According to The Economist – thinking about the crisis and potential solutions extends to the military. Students at National Defense University in Washington DC, were recently given a model of the economy and told to fix the budget. To get the federal debt down, they jacked up taxes and slashed spending. The economy promptly tanked, sending the debt to higher levels than before. The lesson: “You’ll never get re-elected and you do more harm than good,” concluded Eric Bee, an air force colonel who took part in the exercise.
The debt economy has no exceptions – everyone, from homeowners, private equity investors, our largest bankers – have taken on enormous amounts of debt. The sub-prime debt crisis highlights what Charles Dickens said about credit, “Credit is a system whereby a person who cannot pay gets another person who cannot pay to guarantee that he can pay.” Debt did not get dangerously out of scale because the system was broken. It got out of scale, in part, because the system worked.
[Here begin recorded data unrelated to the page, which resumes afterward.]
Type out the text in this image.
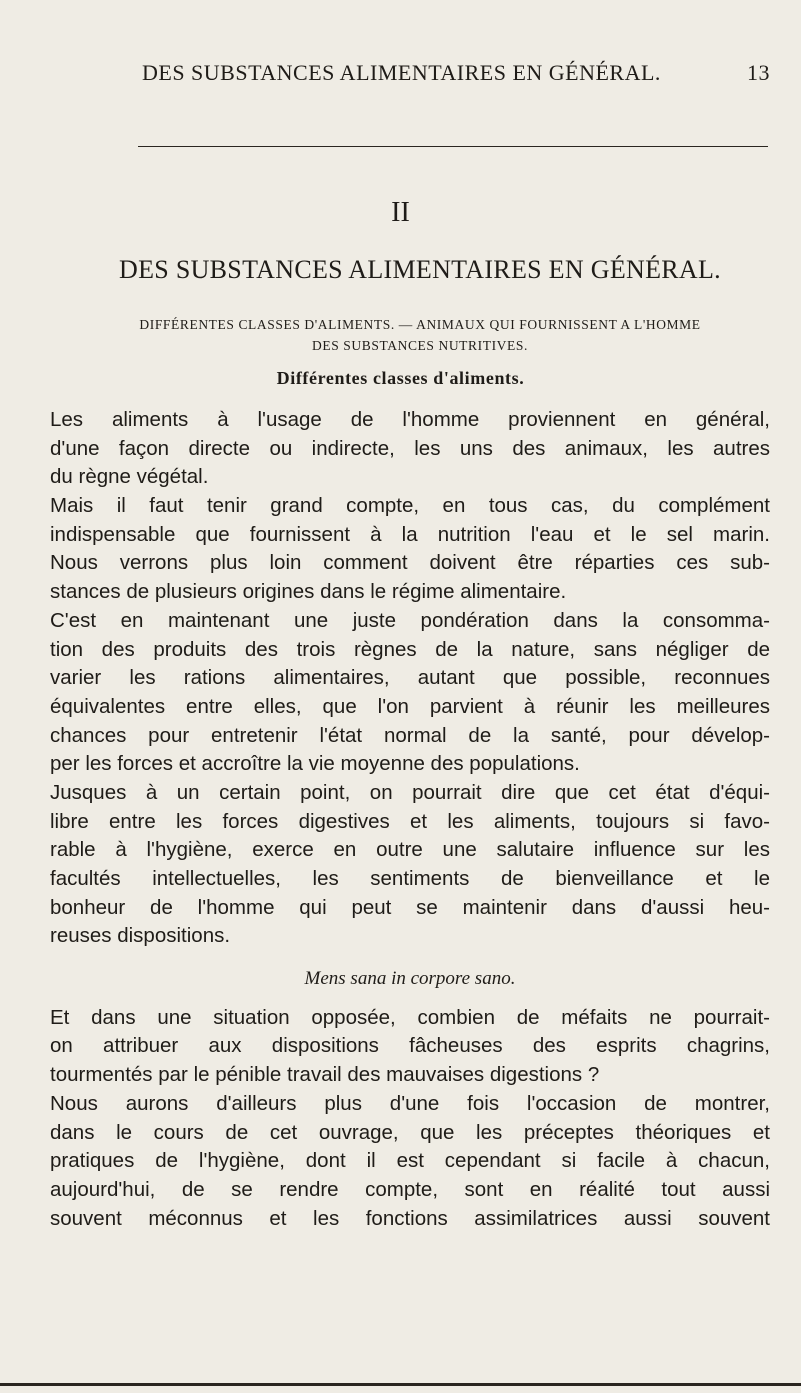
DES SUBSTANCES ALIMENTAIRES EN GÉNÉRAL.	13
II
DES SUBSTANCES ALIMENTAIRES EN GÉNÉRAL.
DIFFÉRENTES CLASSES D'ALIMENTS. — ANIMAUX QUI FOURNISSENT A L'HOMME
DES SUBSTANCES NUTRITIVES.
Différentes classes d'aliments.
Les aliments à l'usage de l'homme proviennent en général,
d'une façon directe ou indirecte, les uns des animaux, les autres
du règne végétal.
Mais il faut tenir grand compte, en tous cas, du complément
indispensable que fournissent à la nutrition l'eau et le sel marin.
Nous verrons plus loin comment doivent être réparties ces sub-
stances de plusieurs origines dans le régime alimentaire.
C'est en maintenant une juste pondération dans la consomma-
tion des produits des trois règnes de la nature, sans négliger de
varier les rations alimentaires, autant que possible, reconnues
équivalentes entre elles, que l'on parvient à réunir les meilleures
chances pour entretenir l'état normal de la santé, pour dévelop-
per les forces et accroître la vie moyenne des populations.
Jusques à un certain point, on pourrait dire que cet état d'équi-
libre entre les forces digestives et les aliments, toujours si favo-
rable à l'hygiène, exerce en outre une salutaire influence sur les
facultés intellectuelles, les sentiments de bienveillance et le
bonheur de l'homme qui peut se maintenir dans d'aussi heu-
reuses dispositions.
Mens sana in corpore sano.
Et dans une situation opposée, combien de méfaits ne pourrait-
on attribuer aux dispositions fâcheuses des esprits chagrins,
tourmentés par le pénible travail des mauvaises digestions ?
Nous aurons d'ailleurs plus d'une fois l'occasion de montrer,
dans le cours de cet ouvrage, que les préceptes théoriques et
pratiques de l'hygiène, dont il est cependant si facile à chacun,
aujourd'hui, de se rendre compte, sont en réalité tout aussi
souvent méconnus et les fonctions assimilatrices aussi souvent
As The New Yorker pointed out in the November 23, 2009 issue:
The government doesn’t make people go into debt, of course. It just nudges them in that direction. Individuals are able to write off all their mortgage interest, up to a million dollars, and companies can write off all the interest on their debt, but not things like dividend payments. This gives the system what economist calls a “debt bias.” It encourages people to make smaller down payments and to borrow more money than they otherwise would, and to tie up more of their wealth in housing than in other investments. Likewise, the system skews the decisions that companies make about how to fund themselves. Companies can raise money by reinvesting profits, raising equity (selling shares), or borrowing. But only when they borrow do they get the benefit of a “tax shield.” Jason Furman, of the National Economic Council, has estimated that tax breaks make corporate debt cheaper than corporate equity. So it’s not surprising that many companies prefer to pile on leverage.
“The lack of money is the root of all evil” – and using the tax code to formulate public policy (i.e., support development and home ownership) and modify economic behavior probably goes a long way in supporting Mr. Twain’s observation. The hurdles are both political and psychological – tax breaks have been around for a long time.